Comencé el año con el firme y muy meditado propósito de ir desvinculándome progresivamente de las instituciones académicas en las que cumplo funciones como miembro de comisiones y comités, para dedicarme a coordinar grupos informales de lectura y escritura crítica con estudiantes. La particularidad de estos grupos es que no son acreditables en el curriculum de ninguno de los participantes. Si se sostienen, siempre al borde de la disolución, es sólo por el interés compartido en ejercitar las facultades que presupone el oficio de crítico literario: la especulación teórica  y la escritura ensayística. Como son grupos localizados en los márgenes, no fuera, de las instituciones académicas, es de prever que sus integrantes buscarán capitalizar los aprendizajes en su formación profesional como docentes e investigadores. Lo interesante es que, antes de conquistar esa ganancia que ni siquiera está asegurada, tendrán que gastar tiempo y esfuerzo en los entrenamientos grupales casi porque sí. Si hoy, después de haber leído algunas páginas de Filosofía: un sueño de apostador de J-T. Desanti, alguien me preguntase qué se aprende en los grupos que coordino, diría que a gastar laboriosamente.

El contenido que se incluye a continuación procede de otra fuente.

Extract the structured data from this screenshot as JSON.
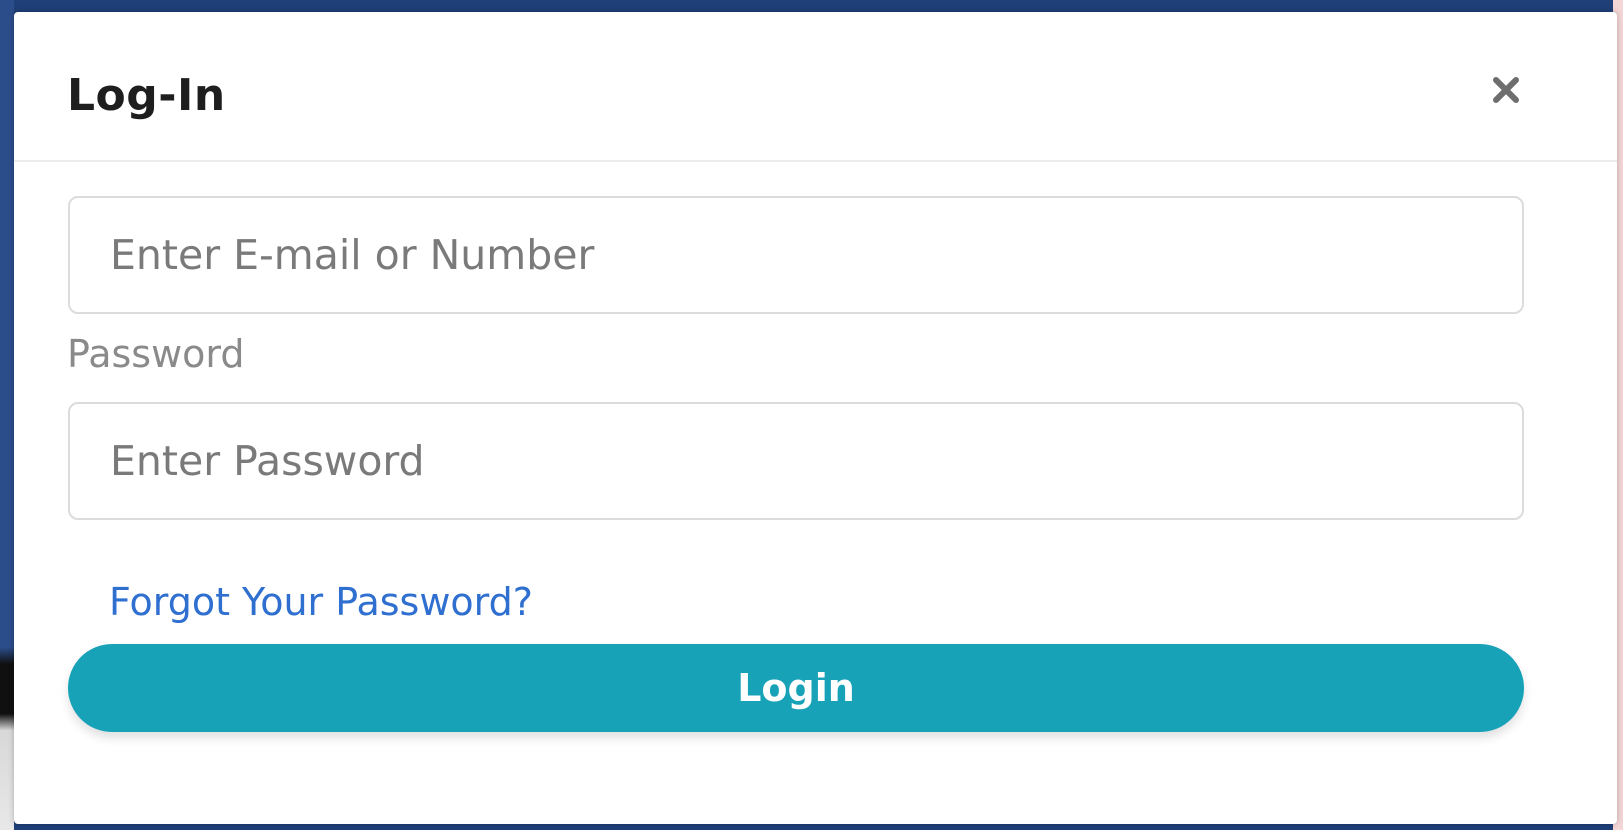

“Hoy hace más de sesenta años que entré en el juego filosófico —dice Desanti— y me doy cuenta de que no acumulé saber. Más bien gasté los escasos conocimientos que creí adquirir. Los arrojé a la mesa de juego y los sacrifiqué. Una cosa tras otra, todo pasó por allí: la religión de mi infancia, algo de matemáticas y todo lo que gravita alrededor de esos nombre propios (la cultura filosófica, como suele decirse): Platón, Aristóteles, Marx y tantos otros. Hoy prosigo sin descanso ese trabajo de gasto. Y en ello paso por perezoso. De hecho escribo poco. Pero apuesto mucho: la mesa de juego no deja de transformarse bajo mis ojos. Espero la ganancia que a veces obtengo. Es así: gastar es un trabajo duro y me complazco en él”.

 

Cómo llegar a ser un lector común

La crítica literaria siempre está en riesgo de convertirse en la explicación de un chiste, en algo más bien innecesario y plúmbeo. Para ponerse a salvo de este destino burocrático, la crítica cuenta con un solo camino, el de la ocurrencia: sin renunciar a la precisión conceptual, ensayar modos expositivos que tengan alguna gracia. El problema es que no hay estudio que garantice poder hallar el camino venturoso: “la gracia no se adquiere; para tenerla hay que ser ingenuo. Pero ¿cómo se podría trabajar para llegar a ser ingenuo?” (Montesquieu, Del no sé qué). Algunos críticos, por avisados, encomiendan la gracia al derroche de ingenio. No es raro que en sus ejercicios, demasiado pendientes de la parroquia, la ocurrencia termine cediendo su lugar al mal chiste teórico. “No hay gracia en el ingenio —otra vez Montesquieu—, excepto cuando lo que se dice parece hallado, y no buscado”. ¿Cómo se podría trabajar para llegar a ser un lector común? Ese es el problema mayor que se le plantea al crítico, si aspira a que sus ensayos dialoguen con la literatura, a que tengan alguna gracia.

 

Alberto Giordano (Rufino, Argentina, 1959), es ensayista, investigador y docente universitario, y uno de los referentes actuales en la crítica literaria argentina. Autor de diversos ensayos que abordan, entre otros temas, las escrituras del yo, en su sólida producción destacan títulos como Modos del ensayo (2005), Una posibilidad de vida. Escrituras íntimas (2006), El giro autobiográfico de la literatura argentina actual (2008), Vida y obra (2011), La contraseña de los solitarios (2011), El pensamiento de la crítica (2016), y la obra Roland Barthes. Literatura y poder (1995). En 2017 se publica en Argentina El tiempo de la convalecencia, del cual se recoge una amplia selección en la edición española. A este libro le sigue El tiempo de la improvisación, publicado en Argentina en 2019.